The point that a lot of porn opponents seem to be missing is that it’s a personal choice, and while Jones wouldn’t necessarily opt for that, others — with different backgrounds, sets of skills or realistic career options — might find this to be a great move. Granted, it often isn’t, but the freedom to make their own decisions is a huge part of why people choose porn as a career path. The problem is deeper than just one “bad decision”. For a lot of these girls, their prospects weren’t exactly promising to begin with. Many of them see the industry as an escape; from their families, their current meaningless jobs, or their frustrating hometowns. Every woman is different, and their ability to enjoy, cope or be comfortable with the job and its conditions will vary significantly from one person to another. This is not something Hot Girls Wanted is ready to acknowledge.

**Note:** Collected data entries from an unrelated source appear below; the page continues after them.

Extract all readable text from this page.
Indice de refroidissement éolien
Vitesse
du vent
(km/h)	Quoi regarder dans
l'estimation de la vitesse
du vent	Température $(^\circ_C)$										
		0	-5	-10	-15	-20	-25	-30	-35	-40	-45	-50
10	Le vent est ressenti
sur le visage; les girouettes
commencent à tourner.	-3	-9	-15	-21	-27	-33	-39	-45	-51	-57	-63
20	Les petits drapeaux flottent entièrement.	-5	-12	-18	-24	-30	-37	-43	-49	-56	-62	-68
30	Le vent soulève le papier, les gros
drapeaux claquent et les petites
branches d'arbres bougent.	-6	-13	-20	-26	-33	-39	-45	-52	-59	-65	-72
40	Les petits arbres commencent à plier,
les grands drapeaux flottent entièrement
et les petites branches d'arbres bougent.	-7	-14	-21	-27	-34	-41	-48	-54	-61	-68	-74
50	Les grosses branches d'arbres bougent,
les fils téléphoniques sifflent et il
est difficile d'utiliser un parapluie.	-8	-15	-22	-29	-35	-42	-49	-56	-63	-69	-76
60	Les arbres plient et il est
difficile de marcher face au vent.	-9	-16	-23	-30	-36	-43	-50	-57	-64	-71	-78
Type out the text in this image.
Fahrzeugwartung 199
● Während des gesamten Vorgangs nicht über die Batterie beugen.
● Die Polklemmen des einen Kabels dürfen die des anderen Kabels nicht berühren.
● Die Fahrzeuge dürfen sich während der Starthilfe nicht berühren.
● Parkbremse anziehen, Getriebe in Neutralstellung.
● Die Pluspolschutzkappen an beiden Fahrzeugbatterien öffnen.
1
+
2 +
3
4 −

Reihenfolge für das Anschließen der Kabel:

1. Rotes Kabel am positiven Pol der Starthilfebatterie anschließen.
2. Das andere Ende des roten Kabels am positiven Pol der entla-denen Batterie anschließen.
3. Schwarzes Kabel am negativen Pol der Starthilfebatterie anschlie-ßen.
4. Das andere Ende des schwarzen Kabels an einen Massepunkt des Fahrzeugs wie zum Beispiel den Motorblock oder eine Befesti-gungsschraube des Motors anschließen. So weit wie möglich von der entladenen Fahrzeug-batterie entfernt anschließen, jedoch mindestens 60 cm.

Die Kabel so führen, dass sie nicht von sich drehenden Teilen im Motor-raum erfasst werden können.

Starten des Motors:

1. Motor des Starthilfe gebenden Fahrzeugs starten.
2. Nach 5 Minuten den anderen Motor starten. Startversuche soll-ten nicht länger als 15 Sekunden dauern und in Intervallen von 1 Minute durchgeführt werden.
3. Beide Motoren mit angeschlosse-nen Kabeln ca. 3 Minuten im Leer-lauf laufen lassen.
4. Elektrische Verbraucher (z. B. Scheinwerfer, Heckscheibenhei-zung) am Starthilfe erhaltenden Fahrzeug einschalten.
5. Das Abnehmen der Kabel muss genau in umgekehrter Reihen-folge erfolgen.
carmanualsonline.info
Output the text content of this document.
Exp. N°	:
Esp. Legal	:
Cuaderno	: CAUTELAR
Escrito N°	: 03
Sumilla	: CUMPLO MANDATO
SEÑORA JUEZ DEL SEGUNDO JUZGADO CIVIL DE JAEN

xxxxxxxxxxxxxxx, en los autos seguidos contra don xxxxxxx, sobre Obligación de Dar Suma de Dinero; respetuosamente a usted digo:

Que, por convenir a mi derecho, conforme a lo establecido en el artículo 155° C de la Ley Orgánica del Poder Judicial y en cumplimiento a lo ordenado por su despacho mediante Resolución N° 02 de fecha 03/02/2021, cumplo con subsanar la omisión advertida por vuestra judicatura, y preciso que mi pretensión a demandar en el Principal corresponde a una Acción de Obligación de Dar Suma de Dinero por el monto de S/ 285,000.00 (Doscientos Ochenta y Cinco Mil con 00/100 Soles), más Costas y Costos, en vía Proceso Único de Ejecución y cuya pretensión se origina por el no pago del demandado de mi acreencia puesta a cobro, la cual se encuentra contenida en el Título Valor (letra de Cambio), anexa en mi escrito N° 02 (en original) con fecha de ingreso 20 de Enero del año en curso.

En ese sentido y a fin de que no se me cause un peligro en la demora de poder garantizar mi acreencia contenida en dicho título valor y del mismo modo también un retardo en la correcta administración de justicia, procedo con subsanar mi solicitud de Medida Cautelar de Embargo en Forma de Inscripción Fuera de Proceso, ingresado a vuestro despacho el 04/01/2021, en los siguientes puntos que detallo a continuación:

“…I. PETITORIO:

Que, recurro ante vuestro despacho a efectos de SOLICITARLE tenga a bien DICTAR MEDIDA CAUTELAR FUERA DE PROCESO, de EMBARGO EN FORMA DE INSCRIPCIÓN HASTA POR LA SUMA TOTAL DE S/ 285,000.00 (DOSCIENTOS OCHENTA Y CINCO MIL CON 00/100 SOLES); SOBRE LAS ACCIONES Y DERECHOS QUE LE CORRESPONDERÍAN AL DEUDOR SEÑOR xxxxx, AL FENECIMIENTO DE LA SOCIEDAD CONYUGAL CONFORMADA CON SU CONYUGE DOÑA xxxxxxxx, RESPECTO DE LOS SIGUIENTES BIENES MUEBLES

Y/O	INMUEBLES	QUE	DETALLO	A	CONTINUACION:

If the movie did a better job focusing on the perspective of each person, we’d probably get a much clearer picture. For instance, in Reynolds’ mind he’s been “killing it” when it comes to money and respectability. Many people would not be thrilled with Riley’s gig, but if you’re a dude in your mid-20s and all you want is to kick back in Miami Beach while being surrounded by porn stars, his job sounds pretty damn spectacular.
In the same vein, for an 18-year-old girl making $8.25 an hour at a dead end job that she hates, without other enticing possibilities available, earning up to $1,000 for a few hours of porn sounds like a no-brainer.
The idea is not being apologetic — there’s definitely some fucked up shit in certain parts of the industry. Also, porn is not necessarily “just another job”, as its boundaries when it comes to consensual sex can be blurry at times, and it can take a much higher emotional toll than other professions. Porn is not for everyone; but as many hard-working performers who have been critical of Hot Girls Wanted have pointed out, this is not exactly a transparent take on the industry.
The best documentaries are those that just capture their subjects without leading them towards the filmmaker’s intention. Once an agenda is very clearly on the table, it’s hard to sell an unbiased point of view. The problem is that when you promote something as a documentary — as opposed to a reality TV program — people tend to take it quite seriously; they see the festivals that screened it, read the praise on a couple of websites, and they are ready to believe it like gospel. People love to show outrage; it’s why being politically correct has never been more relevant; it’s how you get millions of people thinking Michael Moore is some kind of charitable soul.
Hot Girls Wanted shows an ugly side of the adult industry and undoubtedly some of its points are reasonable, but their approach is nothing but preachy, and that waters down its strongest arguments. Many young women have taken charge of their porn careers, and marketed themselves on their own terms to great success. It would be great to see those reflected in a documentary that paints a more accurate and fuller picture of an industry that is usually judged only by its bad stereotypes, especially when the portrayals the mainstream gets to see are usually just like this one.
Hot Girls Wanted blames an entire industry for exploiting young women, but does the same thing by cheapening their stories and framing them into cliché poster scenarios to support the producers’ agenda.
That’s the problem with outspoken self-righteousness: It can always reflect its own ugly ways.